Game 39: Montreal Canadiens @ Colorado Avalanche
Start time: 7:00 PM EST / 4:00 PM PST
In Canada: CityTV, Sportsnet East (English), TVA Sports (French)
In the Avalanche region: Altitude
Streaming: ESPN+, Sportsnet+
Maybe you can see it as a positive sign that the Canadiens are now playing well enough that they can fall into trap games, as they did last night in Chicago. There’s no question that they had the superior lineup to the team hosting them on Friday night, even without David Savard and Patrik Laine, and they showed that in a second period in which they recorded 19 shots on goal (40 total), but too many penalties and solid goaltending from Arvid Soderblom prevented them from getting a win they should have had.
It’s a shame they didn’t, because with some other results last night there was a chance to move into a playoff spot today. Even so, the fact that they can see that second wild-card position so close ahead is proof of their incredible turnaround, and there’s plenty of time left in the season to get there and perhaps even higher.
In the last couple of games, the Canadiens have gone into Las Vegas and snapped an opponent’s six-game winning streak, then traveled to Chicago and helped halt the Blackhawks’ run of losses at five. With the turn of the new year, Montreal has been a streak-buster, and they will need to be again since the Avalanche have also won six consecutive games.
Canadiens | Statistics | Avalanche |
---|---|---|
17-18-3 | Record | 24-15-0 |
48.2% (25th) | Scoring-chances-for % | 54.7% (2nd) |
3.00 (18th) | Goals per game | 3.46 (5th) |
3.42 (28th) | Goals against per game | 3.28 (25th) |
21.7% (17th) | PP% | 23.7% (10th) |
82.4% (8th) | PK% | 76.2% (24th) |
2-0-0 | Head-to-Head Record (23-24) | 0-2-0 |
Colorado is seeing a mid-season surge after a slow start . It was goaltending that held them back in the first third of the year.
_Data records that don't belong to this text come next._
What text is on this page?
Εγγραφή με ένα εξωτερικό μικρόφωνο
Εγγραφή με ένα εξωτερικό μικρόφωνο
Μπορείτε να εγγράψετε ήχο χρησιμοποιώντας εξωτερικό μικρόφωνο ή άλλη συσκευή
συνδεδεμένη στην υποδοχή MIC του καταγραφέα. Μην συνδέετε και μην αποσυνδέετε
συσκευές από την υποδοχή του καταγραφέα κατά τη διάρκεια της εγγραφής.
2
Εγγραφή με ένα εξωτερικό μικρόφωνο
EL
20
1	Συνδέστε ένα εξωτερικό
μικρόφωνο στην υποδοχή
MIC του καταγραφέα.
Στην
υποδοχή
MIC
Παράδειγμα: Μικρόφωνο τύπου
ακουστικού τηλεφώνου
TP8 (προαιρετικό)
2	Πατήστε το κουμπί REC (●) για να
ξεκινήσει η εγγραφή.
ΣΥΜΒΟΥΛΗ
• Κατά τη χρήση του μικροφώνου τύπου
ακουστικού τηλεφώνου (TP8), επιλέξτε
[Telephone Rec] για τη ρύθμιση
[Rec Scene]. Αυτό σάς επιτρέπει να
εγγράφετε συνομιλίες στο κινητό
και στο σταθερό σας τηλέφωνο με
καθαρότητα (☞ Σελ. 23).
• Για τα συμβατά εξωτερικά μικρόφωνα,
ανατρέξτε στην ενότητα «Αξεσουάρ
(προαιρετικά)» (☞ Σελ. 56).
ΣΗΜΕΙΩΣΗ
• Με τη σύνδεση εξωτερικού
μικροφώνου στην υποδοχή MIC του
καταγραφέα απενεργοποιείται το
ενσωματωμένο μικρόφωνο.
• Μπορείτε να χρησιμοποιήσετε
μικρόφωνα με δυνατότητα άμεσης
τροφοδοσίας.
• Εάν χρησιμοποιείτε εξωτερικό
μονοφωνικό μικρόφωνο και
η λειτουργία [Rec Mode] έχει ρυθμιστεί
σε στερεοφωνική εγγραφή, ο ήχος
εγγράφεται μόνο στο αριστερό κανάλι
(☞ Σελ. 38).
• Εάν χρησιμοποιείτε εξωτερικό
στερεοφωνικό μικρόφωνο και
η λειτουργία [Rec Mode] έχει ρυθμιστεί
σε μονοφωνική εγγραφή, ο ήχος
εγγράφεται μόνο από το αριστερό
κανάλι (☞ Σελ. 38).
Their netminding was so poor that not even the prolific offence of Nathan MacKinnon (leading the league with 50 assists and 64 points) and Mikko Rantanen (third in the NHL with 56 points) was enough to get them wins some nights. On 11 occasions they allowed at least five goals in the opening two months, and those games serve as the bulk of their losses.
Neither Alexandar Georgiev nor Justus Annunen could be relied upon for key saves to start the year. It was no surprise that goaltending was the weakest link on the team going into the campaign, but it was threatening to prevent them from even making the playoffs this year. At the end of November, three losses in four games dropped them out of a wild-card spot, and that forced general manager Chris MacFarland to act.
On December 1, he traded Annunen to the Nashville Predators for Scott Wedgewood. Eight days later, Georgiev was swapped for the San Jose Sharks’ Mackenzie Blackwood. The improvement was immediate for the team; out went two goalies who had combined for a save percentage under .875, in came two who have combined for a mark of .924 so far. Blackwood himself has yet to allow more than two goals in a game for his new team and has taken over as the team’s starter, responsible for five of the six wins on the current streak. That includes getting credit for one after coming on in relief in the most recent 6-5 comeback shootout win versus the Buffalo Sabres.
If the Canadiens are to get back in the win column, that’s the task ahead of them: solve a goaltender who rarely allows goals and contain a team that scores an average of three-and-a-half each game. It seems like too tall a mountain to overcome, but Montreal has made a habit of that on this road trip, and a loss to the worst team in the league last night might be the jolt they need to make it happen and avoid their first winless back-to-back set of the season.